Le match vu par l’Écosse… et par l’Angleterre
Le match vu par l’Écosse
À Murrayfield, le 14 février 2026, l’Écosse avait un truc à prouver et, visiblement, elle avait aussi décidé de le prouver très fort. Une semaine après avoir glissé sur une peau de banane en Italie, l’ambiance avant le coup d’envoi ressemblait à un mélange de “jour de l’an” et de “dernier avertissement” pour Townsend. Et dès la première minute, Tuipulotu annonce la couleur avec un petit coup de pied rasant qui met déjà l’Angleterre en mode “où est la sortie ?”.
La presse et les comptes rendus côté écossais racontent surtout un début de match façon rouleau compresseur sous kilt : pénalité de Russell plein axe, puis séquence au large qui finit par faire craquer Arundell (jaune), et derrière l’Écosse choisit le bon menu : touche, lancement propre, et Russell qui sort un tap-pass de magicien pour envoyer Huw Jones à l’essai. Là, tu sens le Murrayfield qui se transforme en chaudron… et l’Angleterre qui commence à manger son gazon.
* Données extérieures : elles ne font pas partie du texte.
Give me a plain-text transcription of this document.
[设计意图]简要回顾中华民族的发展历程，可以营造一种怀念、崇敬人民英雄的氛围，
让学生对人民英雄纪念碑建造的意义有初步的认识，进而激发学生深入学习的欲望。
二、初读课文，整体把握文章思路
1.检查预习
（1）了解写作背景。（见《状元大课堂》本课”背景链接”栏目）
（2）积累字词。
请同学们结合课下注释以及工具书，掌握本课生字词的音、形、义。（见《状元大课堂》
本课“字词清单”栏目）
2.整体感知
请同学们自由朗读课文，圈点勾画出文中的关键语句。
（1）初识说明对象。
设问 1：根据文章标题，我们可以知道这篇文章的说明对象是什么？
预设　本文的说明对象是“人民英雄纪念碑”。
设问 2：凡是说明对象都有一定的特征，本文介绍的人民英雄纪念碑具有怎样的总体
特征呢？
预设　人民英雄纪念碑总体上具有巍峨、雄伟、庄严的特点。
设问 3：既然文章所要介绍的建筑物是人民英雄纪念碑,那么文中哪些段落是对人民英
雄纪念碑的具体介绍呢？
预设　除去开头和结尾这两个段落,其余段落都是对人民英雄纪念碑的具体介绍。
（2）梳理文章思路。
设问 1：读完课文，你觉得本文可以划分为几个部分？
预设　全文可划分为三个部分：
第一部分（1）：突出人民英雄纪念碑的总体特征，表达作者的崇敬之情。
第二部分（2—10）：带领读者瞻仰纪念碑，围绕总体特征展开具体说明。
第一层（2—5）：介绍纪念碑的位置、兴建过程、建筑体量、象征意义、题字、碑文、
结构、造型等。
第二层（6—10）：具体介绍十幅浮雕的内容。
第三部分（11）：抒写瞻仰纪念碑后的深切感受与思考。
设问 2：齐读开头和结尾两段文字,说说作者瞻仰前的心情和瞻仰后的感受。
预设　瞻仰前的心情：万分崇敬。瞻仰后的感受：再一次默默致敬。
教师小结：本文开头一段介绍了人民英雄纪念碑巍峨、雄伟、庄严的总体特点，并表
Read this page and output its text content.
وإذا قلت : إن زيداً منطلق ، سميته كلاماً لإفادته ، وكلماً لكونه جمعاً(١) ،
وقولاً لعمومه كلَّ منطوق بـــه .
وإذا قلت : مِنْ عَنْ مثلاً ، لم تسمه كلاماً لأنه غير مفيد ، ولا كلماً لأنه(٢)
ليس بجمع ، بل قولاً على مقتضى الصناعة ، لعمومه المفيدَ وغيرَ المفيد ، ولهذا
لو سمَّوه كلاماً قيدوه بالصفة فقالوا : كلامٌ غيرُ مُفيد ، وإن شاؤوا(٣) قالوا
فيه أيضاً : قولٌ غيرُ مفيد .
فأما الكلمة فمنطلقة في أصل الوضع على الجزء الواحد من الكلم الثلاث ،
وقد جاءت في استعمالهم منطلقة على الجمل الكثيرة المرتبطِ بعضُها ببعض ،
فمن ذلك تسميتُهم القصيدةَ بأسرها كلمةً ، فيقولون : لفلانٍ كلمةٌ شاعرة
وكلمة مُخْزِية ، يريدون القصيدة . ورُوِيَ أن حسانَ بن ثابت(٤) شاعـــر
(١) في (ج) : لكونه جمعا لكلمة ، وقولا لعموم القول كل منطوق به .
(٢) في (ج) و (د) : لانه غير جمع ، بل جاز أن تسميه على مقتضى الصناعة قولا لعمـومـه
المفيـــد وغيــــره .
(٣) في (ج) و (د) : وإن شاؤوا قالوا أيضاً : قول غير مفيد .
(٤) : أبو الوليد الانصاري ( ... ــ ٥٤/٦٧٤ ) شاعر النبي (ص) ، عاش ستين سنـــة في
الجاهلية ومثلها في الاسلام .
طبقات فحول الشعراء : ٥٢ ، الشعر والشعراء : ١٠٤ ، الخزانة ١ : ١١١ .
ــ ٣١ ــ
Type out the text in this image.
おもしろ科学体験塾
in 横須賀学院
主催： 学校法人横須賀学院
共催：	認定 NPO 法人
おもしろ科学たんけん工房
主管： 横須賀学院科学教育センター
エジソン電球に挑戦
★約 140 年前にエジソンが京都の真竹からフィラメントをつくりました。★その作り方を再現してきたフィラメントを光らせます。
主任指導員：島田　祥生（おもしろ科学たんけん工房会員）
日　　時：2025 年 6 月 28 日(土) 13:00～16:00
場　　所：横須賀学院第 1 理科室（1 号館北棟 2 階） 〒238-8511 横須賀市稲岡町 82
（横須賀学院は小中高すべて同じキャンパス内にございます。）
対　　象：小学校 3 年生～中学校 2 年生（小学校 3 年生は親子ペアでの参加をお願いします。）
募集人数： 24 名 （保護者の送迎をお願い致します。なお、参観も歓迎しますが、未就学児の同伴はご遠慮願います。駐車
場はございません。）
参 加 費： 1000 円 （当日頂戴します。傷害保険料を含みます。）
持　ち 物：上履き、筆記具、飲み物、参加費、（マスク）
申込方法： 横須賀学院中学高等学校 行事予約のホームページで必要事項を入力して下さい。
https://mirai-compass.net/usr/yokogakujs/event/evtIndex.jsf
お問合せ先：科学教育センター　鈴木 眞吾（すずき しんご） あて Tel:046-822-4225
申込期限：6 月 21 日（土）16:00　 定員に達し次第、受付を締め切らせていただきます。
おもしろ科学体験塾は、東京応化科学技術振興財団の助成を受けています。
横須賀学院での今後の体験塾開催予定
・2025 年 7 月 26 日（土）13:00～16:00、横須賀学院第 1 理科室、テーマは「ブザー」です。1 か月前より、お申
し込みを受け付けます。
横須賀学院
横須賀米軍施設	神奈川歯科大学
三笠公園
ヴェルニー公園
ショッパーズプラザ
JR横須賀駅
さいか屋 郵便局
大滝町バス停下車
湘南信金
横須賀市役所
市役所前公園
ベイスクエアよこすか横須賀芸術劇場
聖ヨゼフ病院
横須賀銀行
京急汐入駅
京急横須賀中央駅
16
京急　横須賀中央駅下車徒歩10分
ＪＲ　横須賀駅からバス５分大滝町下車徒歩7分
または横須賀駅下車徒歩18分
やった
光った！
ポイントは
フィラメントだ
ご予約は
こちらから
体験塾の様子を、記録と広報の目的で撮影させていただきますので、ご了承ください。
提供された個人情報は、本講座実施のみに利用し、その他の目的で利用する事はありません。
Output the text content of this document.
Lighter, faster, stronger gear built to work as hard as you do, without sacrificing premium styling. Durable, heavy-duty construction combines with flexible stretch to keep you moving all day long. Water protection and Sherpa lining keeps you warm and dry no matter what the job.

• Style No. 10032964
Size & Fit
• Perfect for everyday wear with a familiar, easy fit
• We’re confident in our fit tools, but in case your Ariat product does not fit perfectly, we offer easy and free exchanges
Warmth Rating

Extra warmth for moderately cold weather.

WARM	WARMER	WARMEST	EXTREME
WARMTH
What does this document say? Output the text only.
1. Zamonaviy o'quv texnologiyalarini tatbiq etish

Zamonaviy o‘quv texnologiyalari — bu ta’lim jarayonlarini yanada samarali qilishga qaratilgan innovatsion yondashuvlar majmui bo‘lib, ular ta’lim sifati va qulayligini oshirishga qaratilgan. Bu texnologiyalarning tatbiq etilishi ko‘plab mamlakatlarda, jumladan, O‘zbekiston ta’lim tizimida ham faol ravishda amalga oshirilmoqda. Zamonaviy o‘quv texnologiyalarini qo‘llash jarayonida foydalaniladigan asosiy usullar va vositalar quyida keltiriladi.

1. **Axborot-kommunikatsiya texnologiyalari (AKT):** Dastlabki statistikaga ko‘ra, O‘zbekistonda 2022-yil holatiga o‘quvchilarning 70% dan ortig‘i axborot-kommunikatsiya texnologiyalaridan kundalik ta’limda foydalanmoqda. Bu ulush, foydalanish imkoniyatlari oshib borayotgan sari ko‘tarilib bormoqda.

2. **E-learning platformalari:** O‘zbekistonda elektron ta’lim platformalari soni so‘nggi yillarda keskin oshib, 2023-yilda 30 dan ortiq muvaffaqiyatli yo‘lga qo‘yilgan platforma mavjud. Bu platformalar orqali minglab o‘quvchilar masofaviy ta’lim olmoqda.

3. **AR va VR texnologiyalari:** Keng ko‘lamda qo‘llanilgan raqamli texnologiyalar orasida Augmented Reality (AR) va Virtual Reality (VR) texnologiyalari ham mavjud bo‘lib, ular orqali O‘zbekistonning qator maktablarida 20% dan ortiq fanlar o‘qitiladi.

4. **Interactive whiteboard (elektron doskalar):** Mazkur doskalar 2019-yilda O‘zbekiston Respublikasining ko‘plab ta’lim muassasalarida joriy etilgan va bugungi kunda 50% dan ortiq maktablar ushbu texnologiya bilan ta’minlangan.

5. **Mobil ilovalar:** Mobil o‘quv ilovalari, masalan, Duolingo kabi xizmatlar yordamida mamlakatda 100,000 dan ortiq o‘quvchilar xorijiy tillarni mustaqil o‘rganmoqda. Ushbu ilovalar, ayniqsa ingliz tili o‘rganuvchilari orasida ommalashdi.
Ensuite, le récit écossais insiste sur ce qui avait manqué à Rome : la clarté et la précision dans les zones de combat. La touche refonctionne, les sorties de ruck sont propres, et surtout l’Écosse joue vite, loin du trafic, pour étirer la défense. Sur l’essai de Ritchie, c’est presque caricatural : gros lancement, Steyn qui casse des plaquages, puis Tuipulotu qui envoie une passe longue comme un jour sans pluie à Édimbourg, et Ritchie a juste à aller aplatir. C’est du rugby champagne… mais servi dans une pinte.
Même quand l’Angleterre revient un peu (essai d’Arundell, puis points au pied), la lecture écossaise reste la même : “on avait les clés”. Et elle souligne deux tournants qui sentent la biscotte bien chaude : Arundell reprend un deuxième jaune (donc 20 minutes dehors), et surtout le cadeau emballé par Ellis Genge sur le jeu au pied de Russell qui permet à Ben White de ramasser et marquer. Dans les papiers, c’est typiquement le moment où l’adversaire se met tout seul dans la boîte à gifles.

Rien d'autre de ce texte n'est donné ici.